Pendant que les enseignes bombardent les consommateurs de « bonnes affaires » pour le Black Friday, les salariéEs de toutes les FNAC parisiennes et d’une partie des magasins de province ont fait grève les 28 et 29 novembre à l’appel de l’intersyndicale CGT-SUD.
Un mouvement rare, massif, et surtout révélateur d’un modèle qui craque de partout. Car cette année, derrière les vitrines tape-à-l’œil et les réductions en cascade, il y a une colère qui monte : celle de femmes et d’hommes qui refusent que leur travail, déjà mal payé, soit encore dévalué.
Rejet du vol des salaires
Au cœur des revendications : le rejet ferme du « projet de vol de nos salaires », comme le qualifient les organisations syndicales. Derrière la formule, une réalité brutale : un nouveau système interne calqué sur Darty qui ne prendra plus en compte les augmentations légales et conventionnelles. C’est la rémunération variable qui viendra compenser cette perte. Vendre toujours plus de services au détriment des clientEs. Dans un contexte d’inflation constante, cela revient à une baisse du salaire réel — et donc du niveau de vie — année après année. Cela entraînera aussi une baisse des cotisations sociales, dans une période où on nous rabâche sans cesse le nécessaire effort collectif, alors que de l’argent il y en a dans les caisses du patronat.

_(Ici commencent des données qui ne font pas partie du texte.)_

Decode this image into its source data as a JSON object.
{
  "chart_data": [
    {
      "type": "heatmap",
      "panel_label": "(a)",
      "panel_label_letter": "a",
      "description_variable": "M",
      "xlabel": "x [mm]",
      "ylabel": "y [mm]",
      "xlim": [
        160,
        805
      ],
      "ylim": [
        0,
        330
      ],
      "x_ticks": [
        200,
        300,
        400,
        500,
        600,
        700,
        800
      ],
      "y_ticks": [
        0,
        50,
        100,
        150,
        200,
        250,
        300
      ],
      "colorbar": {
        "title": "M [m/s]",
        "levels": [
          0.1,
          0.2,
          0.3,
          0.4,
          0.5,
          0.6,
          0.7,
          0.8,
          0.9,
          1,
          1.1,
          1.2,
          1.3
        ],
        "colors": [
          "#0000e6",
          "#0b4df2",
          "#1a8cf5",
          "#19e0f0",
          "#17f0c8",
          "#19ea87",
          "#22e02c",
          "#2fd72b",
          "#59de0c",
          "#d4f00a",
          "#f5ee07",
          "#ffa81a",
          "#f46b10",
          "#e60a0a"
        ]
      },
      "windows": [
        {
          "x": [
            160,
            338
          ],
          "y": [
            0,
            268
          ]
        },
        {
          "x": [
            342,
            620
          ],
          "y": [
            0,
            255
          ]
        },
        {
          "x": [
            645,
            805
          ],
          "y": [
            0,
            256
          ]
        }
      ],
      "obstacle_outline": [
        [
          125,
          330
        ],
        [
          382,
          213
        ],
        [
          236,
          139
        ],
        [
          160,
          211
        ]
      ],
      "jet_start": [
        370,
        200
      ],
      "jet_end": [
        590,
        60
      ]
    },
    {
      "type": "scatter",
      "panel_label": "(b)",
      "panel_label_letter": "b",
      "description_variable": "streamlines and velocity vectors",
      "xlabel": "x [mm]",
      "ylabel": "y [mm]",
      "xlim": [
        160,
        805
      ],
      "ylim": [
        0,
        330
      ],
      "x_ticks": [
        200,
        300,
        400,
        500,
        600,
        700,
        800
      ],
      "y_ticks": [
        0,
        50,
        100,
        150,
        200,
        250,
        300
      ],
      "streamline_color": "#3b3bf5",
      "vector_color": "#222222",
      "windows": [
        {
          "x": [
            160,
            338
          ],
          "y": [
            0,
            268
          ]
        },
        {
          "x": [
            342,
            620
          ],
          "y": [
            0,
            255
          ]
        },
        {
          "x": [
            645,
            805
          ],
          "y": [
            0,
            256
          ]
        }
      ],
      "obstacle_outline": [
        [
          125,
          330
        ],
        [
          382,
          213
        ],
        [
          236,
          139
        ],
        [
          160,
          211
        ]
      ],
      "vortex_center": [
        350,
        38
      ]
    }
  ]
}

À cela s’ajoute un autre front : la révision des fiches métiers. Plus de polyvalence, plus de tâches, plus d’exigences… mais pas plus de salaire, ni plus d’effectifs. Une équation simple, presque caricaturale : faire toujours plus avec toujours moins.
Socialiser les pertes, privatiser les profits
Le paradoxe : l’argent du Groupe Fnac-Darty est produit en grande partie par les magasins et leurs salariéEs, mais il est ponctionné pour payer tous les rouages de la machine : les salaires des cadres dirigeants, les dividendes des actionnaires, les services du siège, la logistique, l’acheminement des produits, la communication. Cet argent ne va pas à celles et ceux qui déchargent les camions, portent les cartons, font vivre les rayons, conseillent les clients, encaissent. Tout est refacturé aux magasins, au sein de la même entreprise, comme si le siège jouait le rôle d’un prestataire privé.
Cela sert à payer la rémunération des dirigeants, dont celle qui doit bondir de 500 000 euros en 2025 pour Martinez, ainsi que les dividendes et les actionnaires, qui ne connaissent ni gel de leurs revenus, ni surcharge de tâches.
Et puis la FNAC vient expliquer aux salariéEs qu’il n’y a « plus rien dans les caisses » pour augmenter les salaires ni pour embaucher.
Le mantra néolibéral classique : socialiser les pertes, privatiser les profits.
La grève des 28 et 29 novembre n’est donc pas « juste » un conflit interne à la FNAC : c’est un symptôme. Celui d’un modèle où l’exploitation est maquillée en modernisation, où l’austérité est imposée en bas tandis que l’opulence se déverse en haut.
Pendant le Black Friday, des millions d’euros ont circulé.
Les salariéEs demandent simplement que celles et ceux qui créent la richesse puissent, eux aussi, en vivre.